Tweaks to my RSS feed
I've changed my RSS feed to use version 1.0, and have the titles in the right place. There's no standard place for dates in RSS, so I used the Dublin Core module to specify the dates, e.g.:
<dc:date>2003-04-03T20:00Z</dc:date>
The dates have to be in a format described in a
W3C note, which is just a
subset of the ISO 8601 format. For now all my dates are in GMT/UTC (which
is what the Z at the end means), but really some of them should have
a timezone thing on to specify BST.
Here's the template I'm using to generate my feed, which uses my own little templating language:
<?xml version="1.0" encoding="utf-8"?> <rdf:RDF xmlns="http://purl.org/rss/1.0/" xmlns:rdf="http://www.w3.org/1999/02/22-rdf-syntax-ns#" xmlns:dc="http://purl.org/dc/elements/1.1/"> <channel rdf:about="http://ungwe.org/blog/qefsblog.rss"> <title>Qef's Blog</title> <description>A diary of random things Geoff Richards has been playing with recently</description> <link>http://ungwe.org/blog/</link> <dc:creator>Geoff Richards (mailto:qef@ungwe.org)</dc:creator> <dc:language>en</dc:language> <items> <rdf:Seq>$[foreach $entries:$[if $recent: <li rdf:resource="$url" />]] </rdf:Seq> </items> </channel> $[foreach $entries:$[if $recent: <!-- $datetime --> <item rdf:about="$url"> <title>$title</title> <link>$url</link> <dc:date>$w3c_datetime</dc:date> </item> ]] </rdf:RDF>
A brief and probably inaccurate history of RSS
It's rather annoying and confusing that there are so many different and incompatible versions of RSS. As far as I can work it out, the history goes something like this:
Userland came up with a simple XML syndication format called Scripting News.
RSS 0.9 was defined by Netscape, and was a very simple vocabulary which used bits of RDF. It may have been called Really Simple Syndication.
RSS 0.91
(Netscape spec,
UserLand spec)
up to at least RSS 0.94 added more elements for
things like dates (<pubDate>), borrowing features from
Scripting News, and gave up the idea of using
RDF for it. At some point it may also have been redubbed
Rich Site Summary. These versions,
I think, allow HTML content to be included, so that titles and things
can be marked up. I've seen this done both with embedded XML markup (which
I think is probably wrong) and with fully escaped XML text included as
PCDATA in the RSS.
RSS 1.0
(spec)
was based on version 0.9, but put the focus back on
RDF, and also allowed modules (identified by namespace URL) to be
plugged in, allowing things like Dublin Core metadata to be used. It
doesn't incorporate the things which were added in the later 0.9x series,
making it incompatible with those. It also changes the root element
from <rss> to <rdf>, and the name was again
changed, this time to RDF Site Summary.
RSS 2.0 (spec) is derived from the 0.9x series, and seems to have nothing to do with version 1.0. It mainly tidies up the previous versions and clarifies things.
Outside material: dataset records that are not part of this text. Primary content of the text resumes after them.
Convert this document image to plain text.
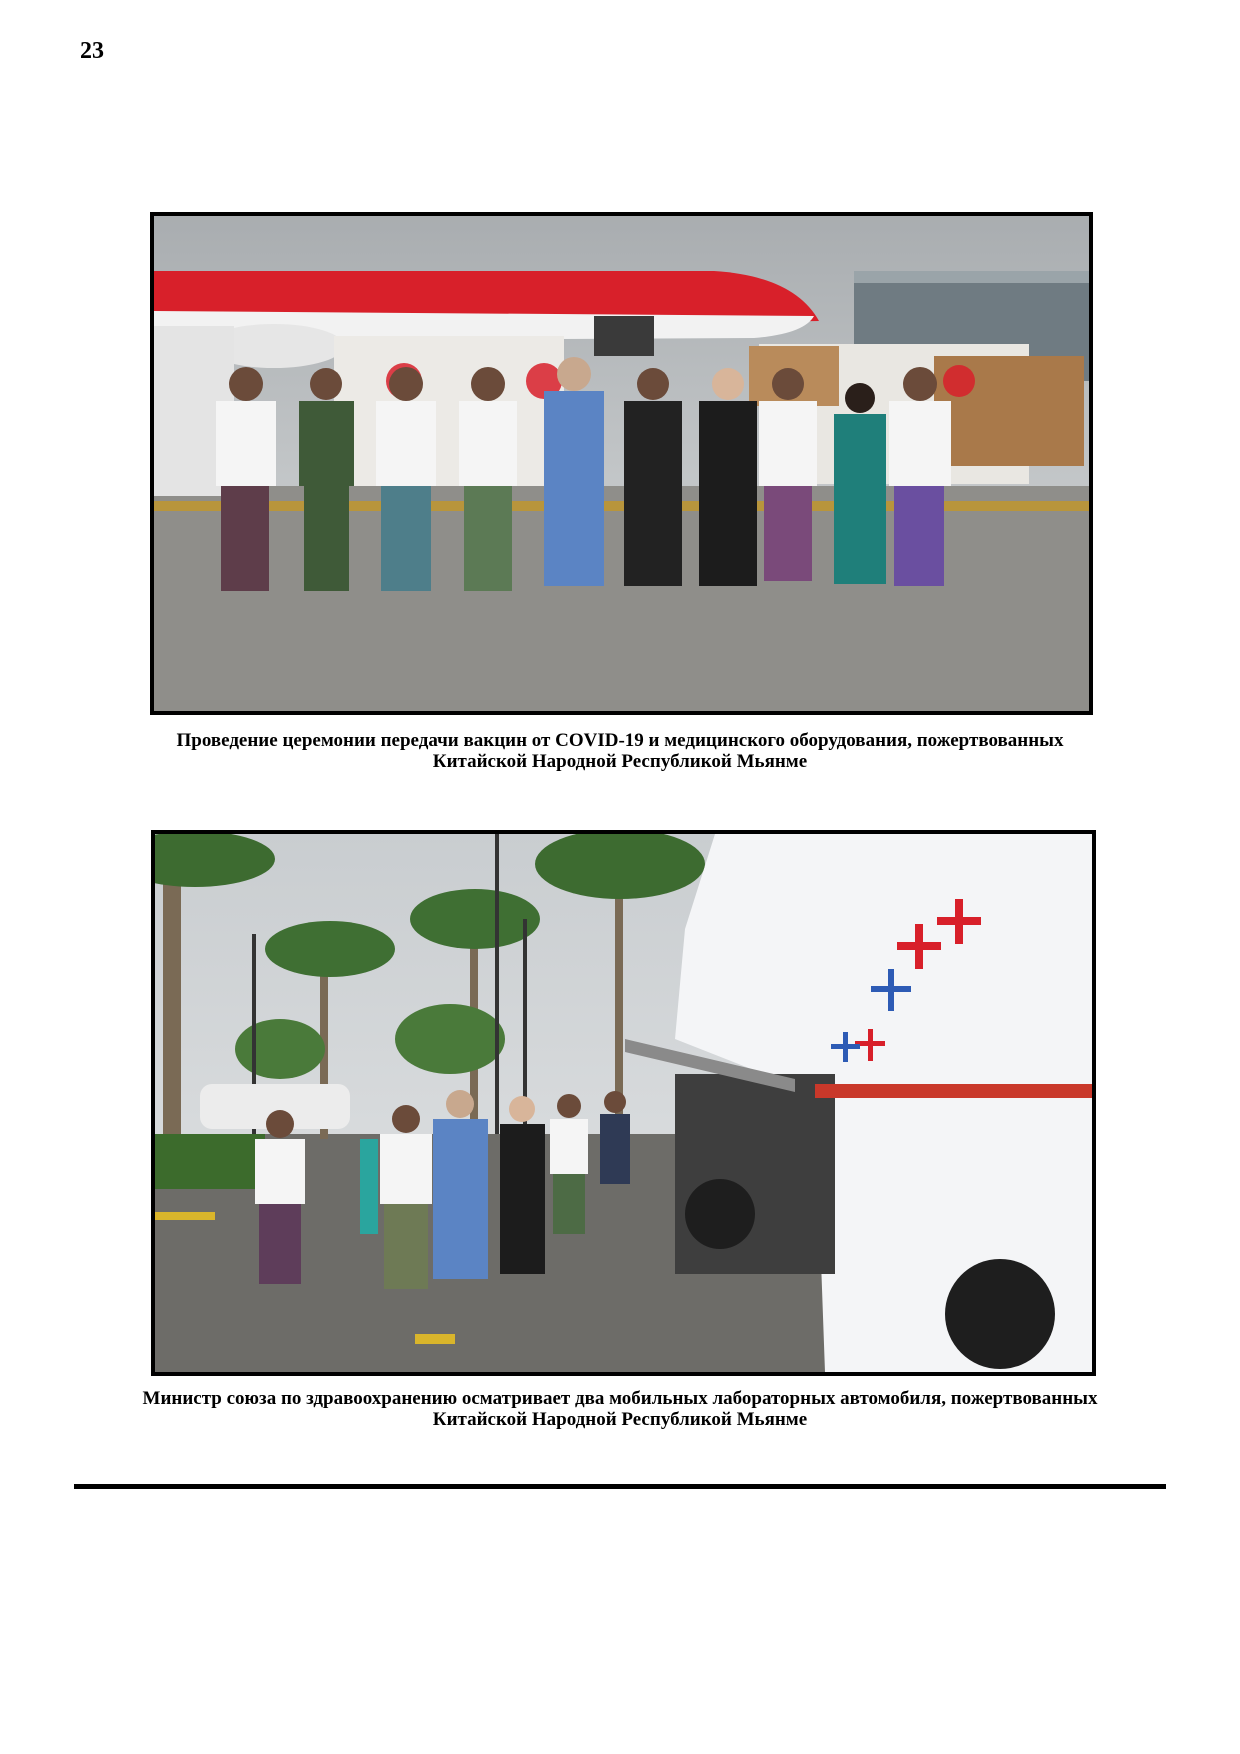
23
Проведение церемонии передачи вакцин от COVID-19 и медицинского оборудования, пожертвованных
Китайской Народной Республикой Мьянме
Министр союза по здравоохранению осматривает два мобильных лабораторных автомобиля, пожертвованных
Китайской Народной Республикой Мьянме
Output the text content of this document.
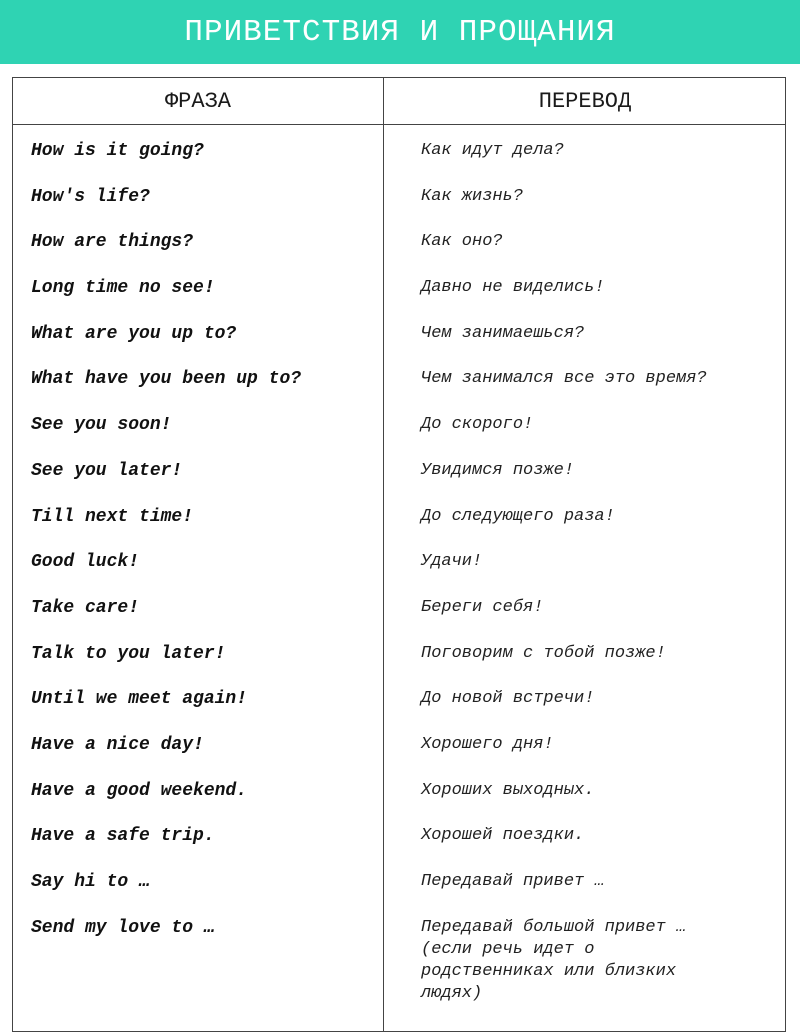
ПРИВЕТСТВИЯ И ПРОЩАНИЯ
ФРАЗА	ПЕРЕВОД
How is it going?	Как идут дела?
How's life?	Как жизнь?
How are things?	Как оно?
Long time no see!	Давно не виделись!
What are you up to?	Чем занимаешься?
What have you been up to?	Чем занимался все это время?
See you soon!	До скорого!
See you later!	Увидимся позже!
Till next time!	До следующего раза!
Good luck!	Удачи!
Take care!	Береги себя!
Talk to you later!	Поговорим с тобой позже!
Until we meet again!	До новой встречи!
Have a nice day!	Хорошего дня!
Have a good weekend.	Хороших выходных.
Have a safe trip.	Хорошей поездки.
Say hi to …	Передавай привет …
Send my love to …	Передавай большой привет …
(если речь идет о
родственниках или близких
людях)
Well, it's a bit convoluted, but that's XML for you :-)
Ideas for an aggregator
Having discussed making a web-based RSS aggregator with Aaron we think it would be useful to have a full text search which searches an archive of collected news items from all the feeds being monitored, and also searches the content they refer to. That would make it easier to find articles you remember reading some time ago, when you can't remember which site they were on or what was in the title.
Collecting old items does present a problem: how do you merge a new copy of an RSS file with the items already read from previous versions? I think you just have to take everything in the new version of the file as they are, and delete any previously-collected copies of the information unless they are older than the oldest item in the new file (because that probably means they've dropped of the end of the feed, although that makes assumptions about what the items in the feed actually mean).
Prune Juice
I've just watched Star Trek TNG Yesterday's Enterprise. It's one of at least three episodes where Tasha Ya comes back from beyond the grave, and also the one where Worf gets introduced to prune juice (“a warrior's drink”). Good stuff.